How to avoid pickling errors when using PyTorch DDP with S3 data?

Olivier-CR · January 12, 2022, 4:39pm

Hi,
I’m using Pytorch DDP to data parellize this code GitHub - aws-samples/sagemaker-a2d2-segmentation-pytorch

I’m launching the training with

def main():
    
    # launches 1 data parallel replica per GPU
    mp.spawn(
        fn=train_replica,
        nprocs=world_size,
        join=True)


if __name__ == "__main__":
    
    main()

My dataset class uses boto3 to move records from S3 to memory.
To avoid boto3 serialization issue, the dataset and dataloaders are instantiated from within the train_replica function, so that they should all be created on their own and not boto3 things should need to be serialized.

However, my training fails for


_pickle.PicklingError: Can't pickle <class 'boto3.resources.factory.s3.ServiceResource'>: attribute lookup s3.ServiceResource on boto3.resources.factory failed

How to avoid that? Given how popular S3 is, I guess it is possible to use DDP with a dataset getitem that uses S3 right? how to avoid the serialization problem?

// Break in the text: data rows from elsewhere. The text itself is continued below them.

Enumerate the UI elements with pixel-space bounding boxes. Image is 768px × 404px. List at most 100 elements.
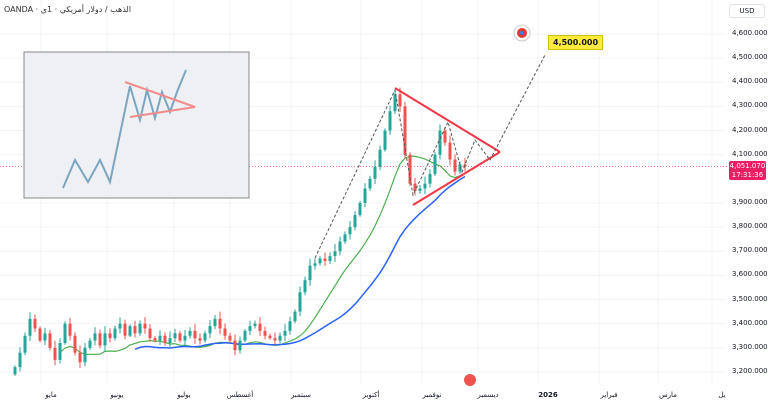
candle — [248, 326, 252, 331]
candle — [138, 323, 142, 334]
candle — [358, 202, 362, 216]
candle — [213, 318, 217, 327]
candle — [153, 338, 157, 341]
candle — [53, 347, 57, 360]
candle — [298, 292, 302, 312]
candle — [123, 323, 127, 336]
candle — [393, 94, 397, 112]
time-tick: يل — [718, 391, 726, 399]
candle — [243, 330, 247, 341]
candle — [133, 326, 137, 334]
time-tick: فبراير — [600, 391, 618, 399]
candle — [203, 333, 207, 341]
time-tick: يونيو — [110, 391, 124, 399]
candle — [48, 333, 52, 348]
candle — [208, 326, 212, 334]
candle — [43, 333, 47, 341]
candle — [418, 188, 422, 191]
currency-button[interactable]: USD — [729, 4, 765, 18]
candle — [458, 164, 462, 172]
candle — [168, 338, 172, 343]
candle — [223, 328, 227, 336]
candle — [228, 335, 232, 341]
price-tick: 3,300.000 — [732, 342, 768, 351]
candle — [423, 183, 427, 189]
candle — [413, 183, 417, 191]
event-icon — [464, 374, 476, 386]
candle — [363, 188, 367, 203]
current-price-label: 4,051.070 17:31:36 — [729, 161, 766, 180]
symbol-title[interactable]: OANDA · الذهب / دولار أمريكي · 1ي — [4, 5, 132, 14]
pattern-illustration — [23, 51, 250, 199]
candle — [13, 367, 17, 375]
target-icon-center — [520, 31, 524, 35]
candle — [343, 234, 347, 242]
moving-average-slow — [134, 175, 466, 350]
time-tick: مارس — [659, 391, 677, 399]
price-tick: 3,200.000 — [732, 366, 768, 375]
candle — [188, 330, 192, 336]
time-tick: أكتوبر — [362, 391, 380, 399]
candle — [303, 280, 307, 293]
candle — [288, 321, 292, 331]
candle — [388, 111, 392, 131]
candle — [263, 330, 267, 336]
candle — [453, 159, 457, 172]
price-tick: 3,400.000 — [732, 318, 768, 327]
candle — [183, 335, 187, 341]
candle — [78, 352, 82, 363]
price-tick: 3,800.000 — [732, 222, 768, 231]
moving-average-fast — [59, 155, 466, 355]
candle — [143, 323, 147, 329]
price-tick: 4,200.000 — [732, 125, 768, 134]
candle — [323, 258, 327, 261]
candle — [163, 335, 167, 343]
time-tick: مايو — [45, 391, 57, 399]
candle — [448, 142, 452, 160]
price-tick: 4,300.000 — [732, 101, 768, 110]
candle — [238, 340, 242, 351]
candle — [88, 340, 92, 348]
candle — [218, 318, 222, 329]
time-tick: أغسطس — [226, 391, 254, 399]
candle — [278, 335, 282, 341]
time-tick: يوليو — [177, 391, 191, 399]
candle — [273, 338, 277, 341]
price-tick: 4,500.000 — [732, 53, 768, 62]
candle — [233, 340, 237, 351]
price-tick: 3,900.000 — [732, 197, 768, 206]
candle — [178, 333, 182, 341]
candle — [148, 328, 152, 339]
candle — [373, 166, 377, 179]
time-tick: 2026 — [538, 391, 558, 399]
candle — [428, 174, 432, 184]
time-tick: سبتمبر — [290, 391, 312, 399]
candle — [403, 106, 407, 155]
candle — [98, 333, 102, 346]
candle — [58, 342, 62, 360]
candle — [193, 330, 197, 339]
bar-countdown: 17:31:36 — [731, 171, 764, 179]
candle — [73, 335, 77, 353]
candle — [28, 318, 32, 336]
price-tick: 4,100.000 — [732, 149, 768, 158]
candle — [383, 130, 387, 150]
illustration-triangle — [124, 81, 196, 118]
projection-path — [314, 54, 546, 259]
candle — [378, 149, 382, 167]
price-tick: 3,600.000 — [732, 270, 768, 279]
candle — [348, 227, 352, 235]
current-price: 4,051.070 — [729, 162, 766, 170]
candle — [353, 215, 357, 228]
candle — [333, 251, 337, 257]
candle — [113, 328, 117, 339]
target-price-label: 4,500.000 — [548, 35, 604, 50]
candle — [308, 265, 312, 281]
candle — [268, 335, 272, 339]
candle — [68, 323, 72, 336]
candle — [338, 241, 342, 252]
candle — [173, 333, 177, 339]
candle — [258, 323, 262, 331]
candle — [23, 335, 27, 353]
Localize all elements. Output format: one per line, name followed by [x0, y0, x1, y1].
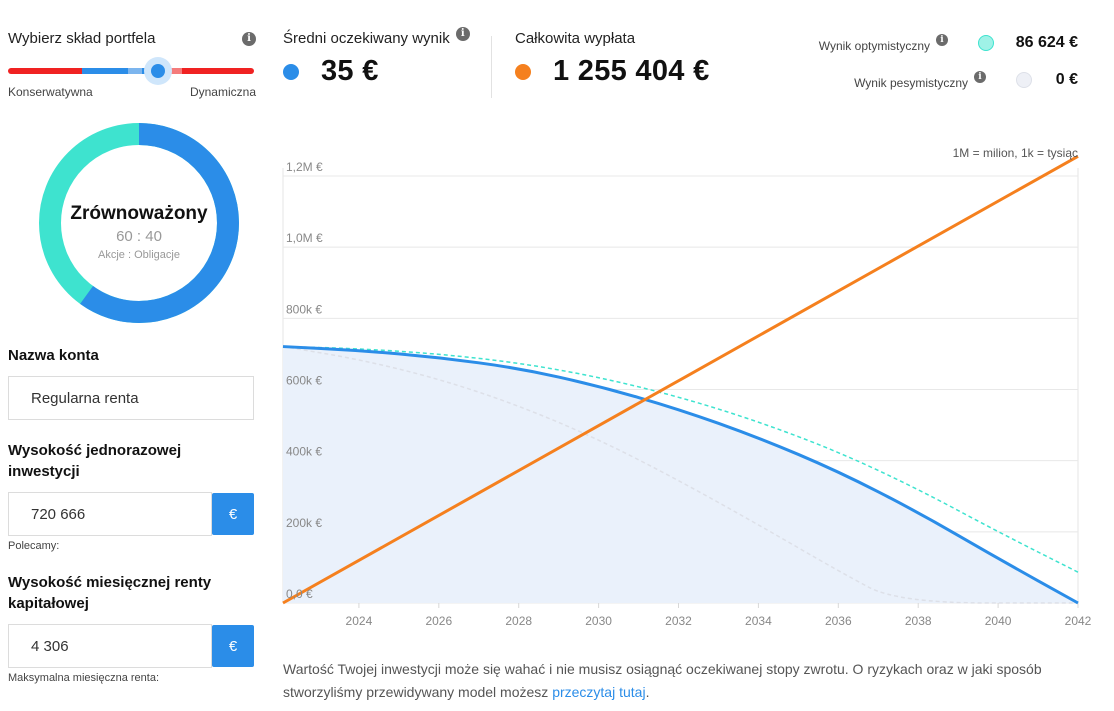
total-payout-value: 1 255 404 € — [553, 55, 710, 87]
optimistic-value: 86 624 € — [1015, 34, 1078, 51]
pessimistic-label: Wynik pesymistyczny — [854, 76, 968, 90]
chart-unit-note: 1M = milion, 1k = tysiąc — [953, 146, 1078, 160]
x-tick-label: 2024 — [346, 614, 373, 628]
pessimistic-stat: Wynik pesymistyczny i 0 € — [854, 70, 1078, 90]
lump-sum-section: Wysokość jednorazowej inwestycji 720 666… — [8, 440, 256, 552]
optimistic-label: Wynik optymistyczny — [818, 39, 930, 53]
slider-labels: Konserwatywna Dynamiczna — [8, 85, 256, 99]
monthly-input[interactable]: 4 306 — [8, 624, 212, 668]
slider-handle[interactable] — [151, 64, 165, 78]
disclaimer-end: . — [645, 684, 650, 700]
portfolio-ratio-caption: Akcje : Obligacje — [98, 249, 180, 261]
lump-sum-label: Wysokość jednorazowej inwestycji — [8, 442, 182, 480]
left-panel: Wybierz skład portfela i Konserwatywna D… — [8, 30, 256, 684]
portfolio-title: Wybierz skład portfela — [8, 30, 156, 47]
donut-stocks-segment — [39, 123, 239, 323]
average-result-stat: Średni oczekiwany wynik i 35 € — [283, 26, 470, 88]
lump-sum-hint: Polecamy: — [8, 540, 60, 552]
optimistic-stat: Wynik optymistyczny i 86 624 € — [819, 33, 1078, 53]
disclaimer-text: Wartość Twojej inwestycji może się wahać… — [283, 661, 1042, 700]
average-result-title: Średni oczekiwany wynik — [283, 30, 450, 47]
x-tick-label: 2034 — [745, 614, 772, 628]
optimistic-dot — [978, 35, 994, 51]
x-tick-label: 2026 — [425, 614, 452, 628]
y-tick-label: 1,2M € — [286, 160, 323, 174]
slider-right-label: Dynamiczna — [189, 85, 256, 99]
read-here-link[interactable]: przeczytaj tutaj — [552, 684, 646, 700]
monthly-row: 4 306 € — [8, 624, 256, 668]
portfolio-slider[interactable] — [8, 57, 256, 85]
info-icon[interactable]: i — [974, 71, 986, 83]
y-tick-label: 200k € — [286, 516, 322, 530]
monthly-section: Wysokość miesięcznej renty kapitałowej 4… — [8, 572, 256, 684]
optimistic-line — [282, 345, 1079, 573]
stats-divider — [491, 36, 492, 98]
total-payout-title: Całkowita wypłata — [515, 30, 636, 47]
portfolio-name: Zrównoważony — [70, 203, 208, 224]
lump-sum-currency-button[interactable]: € — [212, 493, 254, 535]
pessimistic-dot — [1016, 72, 1032, 88]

rvarm1 · January 18, 2022, 8:32am

It looks like some multiprocessing code is attempting to pickle some data to send across processes, but boto3 resource can’t be pickled.

Similar to this comment: PicklingError encountered when using multiple GPUs · Issue #67681 · pytorch/pytorch · GitHub, you might want to try:

Passing arguments and construct boto3 client in the subprocess
Use/cache/store results of using boto3 APIs in some format that can be pickled, and pass around the result.